31 octobre 2013 Paru dans le N°365 à la page 66 ( mots)
Rédigé par : Orane GRICOURT, Yann GUYOT et Guillaume FLEURY

En 2003, Veolia Water STI a assuré la conception et construction d'une nouvelle station d'épuration traitant conjointement les effluents de Saint-Laurent Dinde et DPE pour répondre aux nouvelles exigences réglementaires, supporter l'augmentation de la capacité de production des usines et enfin rejeter les effluents traités directement au rejet naturel.

[Encart : Orane Gricourt, Direction Technique Veolia Eau Yann Guyot, Direction du Développement Veolia Eau Région Ouest Guillaume Fleury, Responsable Activités Industrielles, Veolia Eau, Agence Sablé-sur-Sarthe. VEOLIA Eau – Direction Technique Département Valorisation Boues et Énergie]

En 2003, Veolia Water STI a assuré la conception et construction d’une nouvelle station d’épuration traitant conjointement les effluents de Saint-Laurent Dinde et DPE pour répondre aux nouvelles exigences réglementaires, supporter l’augmentation de la capacité de production des usines et enfin rejeter les effluents traités directement au rejet naturel.

Le groupe agroalimentaire français LDC, connu pour ses marques Loué, Le Gaulois et Maître Coq possède sur la commune de Sablé-sur-Sarthe (72) dans l’ouest de la France, trois usines : un complexe d’abattage et de découpe de volailles LDC St-Laurent et Dindes, une usine de fabrication de produits élaborés DPE et une usine de préparation de plats cuisinés Marie.

Historique

Initialement, les effluents issus de Saint-Laurent Dinde étaient traités dans une station d’épuration avant rejet au milieu naturel et ceux de DPE étaient prétraités avant raccordement au réseau d’assainissement communal. D’une part, la station d’épuration de LDC Saint-Laurent Dinde devenant insuffisante pour traiter les effluents des activités d’abattage et de découpe en régulière augmentation, et d’autre part la charge de DPE devenant incompatible avec la station d’épuration communale, une remise à niveau était nécessaire. En 2003, le client a confié à Veolia Water STI la conception et construction d’une nouvelle station d’épuration traitant conjointement les effluents de Saint-Laurent Dinde et DPE pour répondre aux nouvelles exigences réglementaires, supporter l’augmentation de la capacité de production des usines et enfin rejeter les effluents traités directement au rejet naturel. La capacité de traitement a été portée à 120 000 équivalents habitants, soit 2 500 m³/j pour une charge en DCO de 13 000 kg/j.

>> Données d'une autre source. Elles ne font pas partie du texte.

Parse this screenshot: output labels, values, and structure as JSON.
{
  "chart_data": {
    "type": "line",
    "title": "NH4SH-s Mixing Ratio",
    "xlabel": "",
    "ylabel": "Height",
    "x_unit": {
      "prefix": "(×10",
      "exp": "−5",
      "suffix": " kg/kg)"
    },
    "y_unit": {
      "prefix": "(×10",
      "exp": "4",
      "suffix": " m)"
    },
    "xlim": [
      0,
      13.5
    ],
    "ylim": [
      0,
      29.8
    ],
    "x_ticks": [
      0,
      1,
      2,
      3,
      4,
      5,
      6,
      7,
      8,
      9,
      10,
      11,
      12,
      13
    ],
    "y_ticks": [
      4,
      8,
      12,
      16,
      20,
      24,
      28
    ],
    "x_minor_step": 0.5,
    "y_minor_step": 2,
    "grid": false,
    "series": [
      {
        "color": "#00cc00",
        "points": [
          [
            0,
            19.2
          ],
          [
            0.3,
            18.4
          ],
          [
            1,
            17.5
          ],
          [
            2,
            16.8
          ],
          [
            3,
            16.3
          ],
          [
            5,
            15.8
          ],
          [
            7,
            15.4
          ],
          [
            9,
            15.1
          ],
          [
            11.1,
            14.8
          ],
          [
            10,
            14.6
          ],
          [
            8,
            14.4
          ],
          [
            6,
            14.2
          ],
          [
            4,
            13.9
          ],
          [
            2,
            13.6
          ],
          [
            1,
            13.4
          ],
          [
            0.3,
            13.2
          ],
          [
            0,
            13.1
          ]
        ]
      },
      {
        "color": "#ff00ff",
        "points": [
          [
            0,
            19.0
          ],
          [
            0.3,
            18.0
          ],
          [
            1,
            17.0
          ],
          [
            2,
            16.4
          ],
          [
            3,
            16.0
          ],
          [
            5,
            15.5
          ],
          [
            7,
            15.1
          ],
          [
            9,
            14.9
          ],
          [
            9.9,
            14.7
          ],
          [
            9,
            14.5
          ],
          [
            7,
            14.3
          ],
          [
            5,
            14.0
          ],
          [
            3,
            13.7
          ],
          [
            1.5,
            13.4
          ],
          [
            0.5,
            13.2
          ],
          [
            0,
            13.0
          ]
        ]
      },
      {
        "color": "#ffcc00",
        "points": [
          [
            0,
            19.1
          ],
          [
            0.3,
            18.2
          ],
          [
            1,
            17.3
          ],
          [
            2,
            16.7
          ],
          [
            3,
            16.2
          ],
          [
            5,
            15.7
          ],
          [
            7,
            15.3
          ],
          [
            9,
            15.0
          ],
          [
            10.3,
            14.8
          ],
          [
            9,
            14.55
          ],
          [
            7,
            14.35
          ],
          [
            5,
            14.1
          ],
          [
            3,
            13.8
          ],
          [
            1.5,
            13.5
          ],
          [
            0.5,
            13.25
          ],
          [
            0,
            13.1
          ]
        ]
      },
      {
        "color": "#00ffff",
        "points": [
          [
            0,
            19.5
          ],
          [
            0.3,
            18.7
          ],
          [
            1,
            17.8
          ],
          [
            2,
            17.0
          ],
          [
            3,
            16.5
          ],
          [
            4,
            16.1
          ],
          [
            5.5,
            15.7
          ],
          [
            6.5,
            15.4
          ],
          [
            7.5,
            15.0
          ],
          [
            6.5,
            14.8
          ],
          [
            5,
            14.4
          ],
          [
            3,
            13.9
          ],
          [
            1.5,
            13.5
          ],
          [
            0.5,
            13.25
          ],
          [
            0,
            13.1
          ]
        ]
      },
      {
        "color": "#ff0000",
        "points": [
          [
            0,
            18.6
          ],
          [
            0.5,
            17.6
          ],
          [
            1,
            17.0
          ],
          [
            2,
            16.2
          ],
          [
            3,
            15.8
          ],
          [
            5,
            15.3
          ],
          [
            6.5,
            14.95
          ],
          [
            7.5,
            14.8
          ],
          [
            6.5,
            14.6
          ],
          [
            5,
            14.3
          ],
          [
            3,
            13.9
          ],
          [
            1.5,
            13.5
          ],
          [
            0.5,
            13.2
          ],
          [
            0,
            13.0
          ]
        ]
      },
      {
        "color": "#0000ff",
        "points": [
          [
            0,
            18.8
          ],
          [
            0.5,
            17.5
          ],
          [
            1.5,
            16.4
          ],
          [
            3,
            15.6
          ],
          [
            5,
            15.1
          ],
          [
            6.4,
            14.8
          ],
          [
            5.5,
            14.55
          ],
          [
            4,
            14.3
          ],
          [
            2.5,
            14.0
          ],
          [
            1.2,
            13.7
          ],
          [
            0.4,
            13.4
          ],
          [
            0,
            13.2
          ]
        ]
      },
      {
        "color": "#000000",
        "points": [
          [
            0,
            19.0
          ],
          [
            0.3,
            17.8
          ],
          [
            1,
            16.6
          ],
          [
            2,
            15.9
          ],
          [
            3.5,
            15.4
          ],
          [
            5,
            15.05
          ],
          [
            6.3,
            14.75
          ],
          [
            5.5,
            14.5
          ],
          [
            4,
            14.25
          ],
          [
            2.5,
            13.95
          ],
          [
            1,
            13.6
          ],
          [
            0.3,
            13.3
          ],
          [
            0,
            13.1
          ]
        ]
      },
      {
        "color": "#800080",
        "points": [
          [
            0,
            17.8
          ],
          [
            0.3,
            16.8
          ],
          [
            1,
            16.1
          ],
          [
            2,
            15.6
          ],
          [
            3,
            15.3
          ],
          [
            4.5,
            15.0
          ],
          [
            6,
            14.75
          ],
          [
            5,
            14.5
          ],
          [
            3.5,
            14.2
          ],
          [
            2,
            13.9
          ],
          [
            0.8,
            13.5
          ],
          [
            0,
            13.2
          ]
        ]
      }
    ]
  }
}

Veolia Eau assure depuis le 1ᵉʳ août 2004 l’exploitation et la maintenance de la station, la gestion des boues, valorisées par épandage en agriculture. La gestion des déchets de tamisage est à la charge de LDC.

Présentation de la filière de traitement en 2004

En 2004, la filière de traitement comporte un bassin tampon, un prétraitement par flottation, un méthaniseur pour le traitement anaérobie des effluents pré-flottés, suivi d’une boue activée et d’un traitement tertiaire Actiflo. Les boues primaires et secondaires sont envoyées sur une table d’égouttage pour épaississement avant épandage. Les graisses externes industrielles provenant du prétraitement des effluents générés par l’usine de produits élaborés sont réacheminées par camion et sont dépotées sur la station d’épuration. Elles sont ensuite hydrolysées puis traitées sur un Carbofil®.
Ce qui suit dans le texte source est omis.